Returning "0" is a success, but implies it shouldn't count as an
exclusive wakeup (generally because "try_to_wake_up()" didn't return
1, so the entry on the list wasn't actually sleeping and might already
have passed the critical region).

And returning "1" means that you _actually_ woke something up, so that
the exclusive counting triggers.

So that 0-vs-1 is very much exactly because of the race with "I'm an
exclusive waiter, and if an event comes in while I'm _actively_
waiting for it, then I promise I will take it". And the difference is
exactly about whether try_to_wake_up() actually changed the state of
the process or not.

But in addition to these "should I continue and/or count exclusive
waiters", wake functions can _do_ things too. The common one is
"autoremove", which is basically "if you actually woke something up,
then remove it from the list" (so that one generally goes along with a
successful try_to_wake_up() and returning 1.

Doing that can help scalability enormously, because if you stay on the
list and only remove yourself in the final "finish_waikt()", then if
there are lots of waiters and lots of wakeup events, the wakups will
traverse your entry over and over and over again. So autoremove is
generally a good thing.

An autoremove() thing can also be used at finish_wait() time to decide
whether you were actually woken up by that list or not (like the
WQ_FLAG_WOKEN, just implicitly).
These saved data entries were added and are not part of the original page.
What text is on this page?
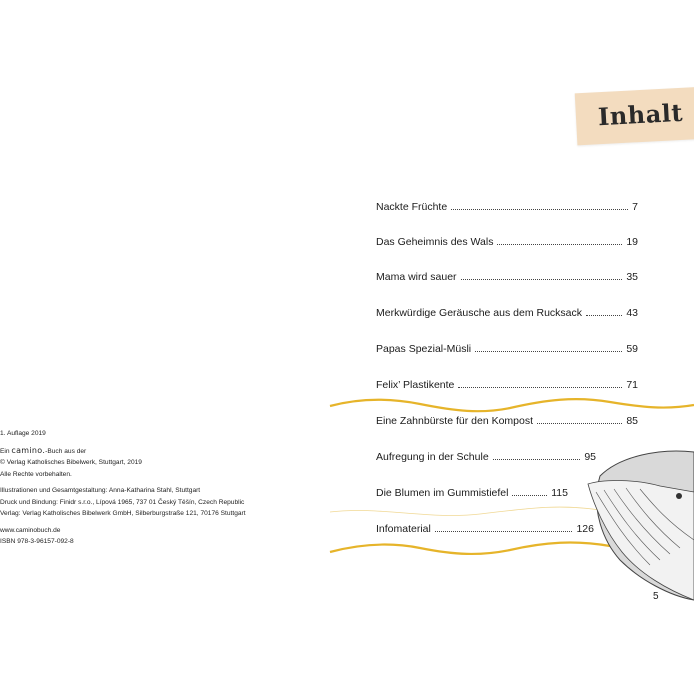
1. Auflage 2019
Ein camino.-Buch aus der
© Verlag Katholisches Bibelwerk, Stuttgart, 2019
Alle Rechte vorbehalten.
Illustrationen und Gesamtgestaltung: Anna-Katharina Stahl, Stuttgart
Druck und Bindung: Finidr s.r.o., Lípová 1965, 737 01 Český Těšín, Czech Republic
Verlag: Verlag Katholisches Bibelwerk GmbH, Silberburgstraße 121, 70176 Stuttgart
www.caminobuch.de
ISBN 978-3-96157-092-8
Inhalt
Nackte Früchte	7
Das Geheimnis des Wals	19
Mama wird sauer	35
Merkwürdige Geräusche aus dem Rucksack	43
Papas Spezial-Müsli	59
Felix’ Plastikente	71
Eine Zahnbürste für den Kompost	85
Aufregung in der Schule	95
Die Blumen im Gummistiefel	115
Infomaterial	126
5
Remember: you can be on _many_ wait
lists, and you can be woken up by non-waitlist events like signals etc
too, so you can use WQ_FLAG_WOKEN (if you use woken_wake_function) or
the "am I still on the list" (if you use autoremove) to decide that
_that_ particular wakeup source triggered.

But some code wants to _stay_ on the list, because maybe they want to
be notified about multiple things and don't want to re-insert
themselves onto the list in between. That's the default behavior if
you don't do anything at all and just use the normal wake queue init
things. It's not generally the best thing to do, but it _can_ be
useful, and I think it's the default one purely for historical reasons
- ie that's how they all used to work, and the "autoremove" behavior
came in because of the scalability concerns.

But the waiting side is the one that decides which wakeup function it
wants for the wakeup event. So you can have the "please wake me up and
remove me from the wait list when you do". _and_ then add your own
logic as well, if you want to.

Yes, our wait queues are complicated. They are very powerful, though,
and they have been designed to easily avoid races many different ways
(and to also very naturally work with waiting for multiple very
different events, where select and poll are the obvious cases, but
even a single "read()" function _could_ decide to use multiple
wait-queues if there's another wait-queue for exceptional
circumstances, for example).

Linus